Indeed, the groundskeeper had a superb complexion.
Liddon said, “So you reviewed the package.”
“Yes.”
“Do you have any questions?”
“No.”
“You see how it can be done?”
“Yes.”
“Then you’ll do it?”
“The money?”
Liddon handed him a manila envelope containing forty thousand in hundred-dollar bills. “Forty thousand more when it’s done.”
Neems didn’t bother to count the deposit. He dropped it in the cart and returned to Liddon another envelope that contained numerous photographs of his house in California, the floor plan, and detailed information about the security system.
“Plus expenses,” Neems reminded him.
“Yes, of course. Forty thousand more plus expenses. When are you flying there?”
“This afternoon.”
“As I told you, I’m only in Seattle on business until Wednesday noon. When will you do the job?”
“Tomorrow night.”
“Tuesday evening.”
“Yes.”
“Good. Excellent. I’ll be having drinks and dinner with a client from six o’clock till eleven or later.”
“Your wife looks nice,” Neems said.
“Yes, she does, she’s a beautiful woman, but I should never have married. I’m not the marrying kind.”
“I want her.”
“You want her? No. Not a good idea, Rudy. You were acquitted, but your DNA is still on file from the court-ordered blood sample, it’s still in the system, you don’t dare leave semen behind.”
“I won’t.”
Four years earlier, in California, Rudy stood trial for the murder of a fourteen-year-old girl. Liddon was his defense attorney.
“It’s too risky,” Liddon reasoned, “because I got you off in the Hardy case. They find your DNA, they’ll know I hired this done.”
He had not merely won a not-guilty verdict for Neems, but he had also made two straight-arrow police detectives appear so corrupt that they were ultimately fired from the force.
A network-TV news magazine did a two-hour feature on the case that brought Liddon millions in business. The camera loved him. He was a natural. Now and then he watched a DVD of the program just to remind himself of how good he looked.
“Judy didn’t have any.”
Judy was Judith Hardy, the fourteen-year-old who was kidnapped and raped.
Liddon said, “Didn’t have any what?”
“Any of my DNA.”
“She was largely dissolved by acid in a pit on the beach. The best forensic team wasn’t going to get anything from that body.”
“So I burn Kirsten.”
Kirsten was Liddon’s wife.
“Fill the bathtub with gasoline,” said Neems.

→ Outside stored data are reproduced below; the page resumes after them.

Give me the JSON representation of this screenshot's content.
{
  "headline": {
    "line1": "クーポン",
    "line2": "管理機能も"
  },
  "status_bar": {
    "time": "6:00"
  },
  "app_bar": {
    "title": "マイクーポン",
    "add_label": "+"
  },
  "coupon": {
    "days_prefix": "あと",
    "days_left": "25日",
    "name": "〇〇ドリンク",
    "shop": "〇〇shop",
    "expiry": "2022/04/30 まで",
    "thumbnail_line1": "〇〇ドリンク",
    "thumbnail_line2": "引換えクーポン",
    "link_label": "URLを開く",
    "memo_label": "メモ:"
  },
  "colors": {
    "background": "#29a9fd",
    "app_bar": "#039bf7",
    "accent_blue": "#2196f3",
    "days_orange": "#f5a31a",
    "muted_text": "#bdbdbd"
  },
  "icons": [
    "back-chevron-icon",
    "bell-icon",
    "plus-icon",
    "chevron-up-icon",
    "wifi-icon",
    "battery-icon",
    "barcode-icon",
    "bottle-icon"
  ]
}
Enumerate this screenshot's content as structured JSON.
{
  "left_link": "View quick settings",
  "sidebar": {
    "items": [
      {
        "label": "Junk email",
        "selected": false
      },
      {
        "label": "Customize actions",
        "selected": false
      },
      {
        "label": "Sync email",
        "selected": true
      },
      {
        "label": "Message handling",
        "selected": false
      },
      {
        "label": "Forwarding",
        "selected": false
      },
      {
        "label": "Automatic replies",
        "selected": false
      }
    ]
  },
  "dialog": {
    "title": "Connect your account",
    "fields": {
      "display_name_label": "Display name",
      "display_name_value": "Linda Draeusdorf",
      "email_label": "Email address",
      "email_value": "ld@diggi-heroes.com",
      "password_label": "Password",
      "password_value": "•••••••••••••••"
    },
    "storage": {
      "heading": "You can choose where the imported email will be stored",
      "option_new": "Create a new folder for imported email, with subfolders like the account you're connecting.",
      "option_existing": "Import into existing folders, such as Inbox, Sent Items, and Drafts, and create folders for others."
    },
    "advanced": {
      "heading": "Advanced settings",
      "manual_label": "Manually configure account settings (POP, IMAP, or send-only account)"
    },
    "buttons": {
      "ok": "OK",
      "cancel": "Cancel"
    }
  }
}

Looking past Rudy Neems, Liddon surveyed the foggy fairway. No one was in sight. The course didn’t open for at least another hour. Nevertheless, this was taking too long. To minimize the chance of their being seen together, they needed to meet in places as discreet as this and keep the meetings brief.
“Bathtub of gasoline?” Liddon said, boggled by the flamboyance.
“Sink her, burn her,” said Neems.
“I’ve got a lot of expensive art, antiques.”